Revenue delegated to States including grants and centrally sponsored schemes increased from 54 per cent of total revenue in 2014-15 to 58 per cent in 2015-16. Constrained by a shrink in resource pool after more revenue delegation to States, the budget tried to achieve a balance between expectations and feasibility. The main focus is on job-led growth through public investment in infrastructure with energy and transportation gaining the lion’s share of central plan outlay for 2015-16.

 

This budget has added a new dimension to social sector with baby steps to universal social security, a new accident insurance scheme that provides Rs 2 lakh coverage for a nominal premium of Rs 12 per year and a new universal pension scheme is also proposed with subsidies to premium for 5 years for accounts opened before December 2015. These much needed steps would provide relief, particularly to poor, against unexpected events of life and old age.

 

These steps would also help to keep insurance costs low and affordable for those who can’t afford high premiums of mainstream insurance companies. An addition of affordable universal health insurance that can provide coverage for costly treatments would make this social security basket  complete. There is a need to keep insurance and health care costs low and these schemes if properly designed and implemented would be a benchmark for other players.

 

These social initiatives, if properly implemented, would help this government gain a pro-poor image and lend credibility to the Prime Minister’s repeated claims that his government is for poor. This budget has no extra thrust for agriculture compared to the last budget, except for the allocation to “Pradhan Mantri Sinchayi Yojana” which has increased from Rs 1000 cr to Rs 5000 cr with focus on drip irrigation. States with extra resources should now take more responsibility on the Agriculture front.

 

The main focus of this government remains “Make in India”, Swatch Bharat”, Infrastructure and low cost housing. There is continued allocation to these areas in the budget. A new specialized “MUDRA” bank for micro finance to cater to the needs of millions of micro businesses has been announced and if successfully implemented could even lead to a low interest economy.
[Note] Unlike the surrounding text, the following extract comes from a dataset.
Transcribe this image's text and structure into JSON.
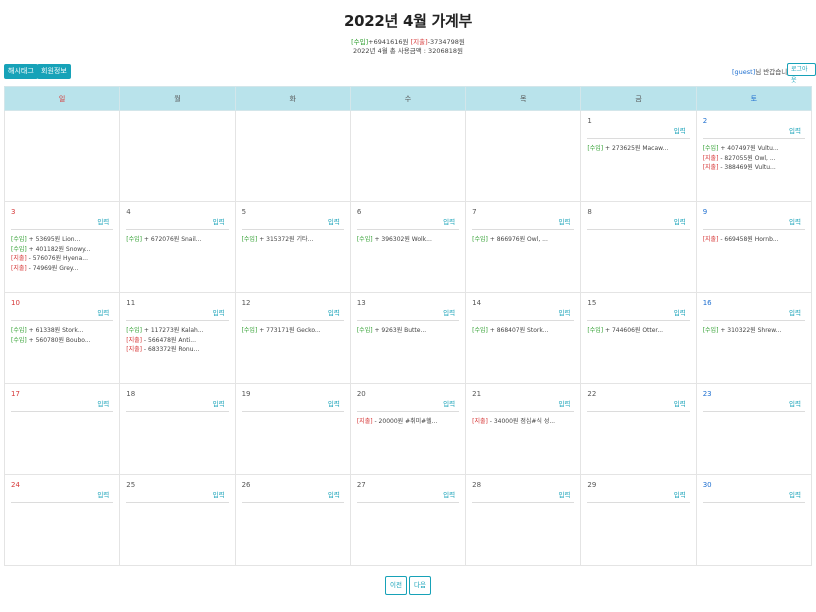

The activities of this bank would be closely watched and its success would have visible impact on society.  The budget has also proposed to link the vast network of post offices in the country to banking services.

 

Tax-free infrastructure bonds for rail, road and irrigation sectors have been announced. The visa-on-arrival program is now extended to 150 countries. A gold monetization scheme that allows metal depositors to earn interest is proposed; if the interest is high this could actually shoot up demand for gold. Perhaps with an idea to create paper gold market in India a sovereign gold bond and Indian Ashok chakra gold coin are proposed. It has to be seen how far these measures would help the government to satiate the Indian demand for gold and help reduce gold imports that are increasing burden on current account.

 

The middle class wait for budget tax sops ended in disappointment; they received concessions in the last budget and it’s hard to provide more sops when the focus is on public investment. Middle class would be the biggest beneficiaries of investment in Infrastructure and growth. As the economy gains health, there would be more room for concessions.  The middle class can invest in tax free infrastructure bonds and be part of the India growth story.

 

A student financial authority to monitor scholarship and educational loan schemes has been announced. More central institutes of higher learning have been announced for different States, including a second AIIMS level institution for Bihar. An autonomous bank board bureau which could eventually emerge as a holding company for public sector banks is a sound measure.

 

The budget declares special assistance for Andhra Pradesh as promised in the state reorganization bill, along with Bengal and Bihar, without specific details. The political situation in AP is heating up with local media deliberately spreading misinformation on the motives of the central government. After the State’s division, it seems Andhra-ites are very cynical about the central government and local politicians; media are taking advantage of this cynicism. The central government should take steps to satisfy the provisions in AP reorganization bill soon.

 

There are initiatives to simplify regulations for starting businesses. The government proposes to bring down corporate tax to 25 per cent in the next four years while reducing the concessions currently available to the corporate sector. Major punitive steps have been announced to control black money and benami transactions; PAN would be made mandatory for all transactions above Rs 100,000.

 

The budget balances growth and welfare and gives an idea of the priorities of this government. The goals are clear, but much would depend on implementation; the success of the Jan Dhan Yojana is a good sign, but much more focus is needed to deliver the promises on the ground. The people are very impatient for visible change. Without frittering energy on everything, it’s better to focus on few areas that can have wide impact and cause perceptible change.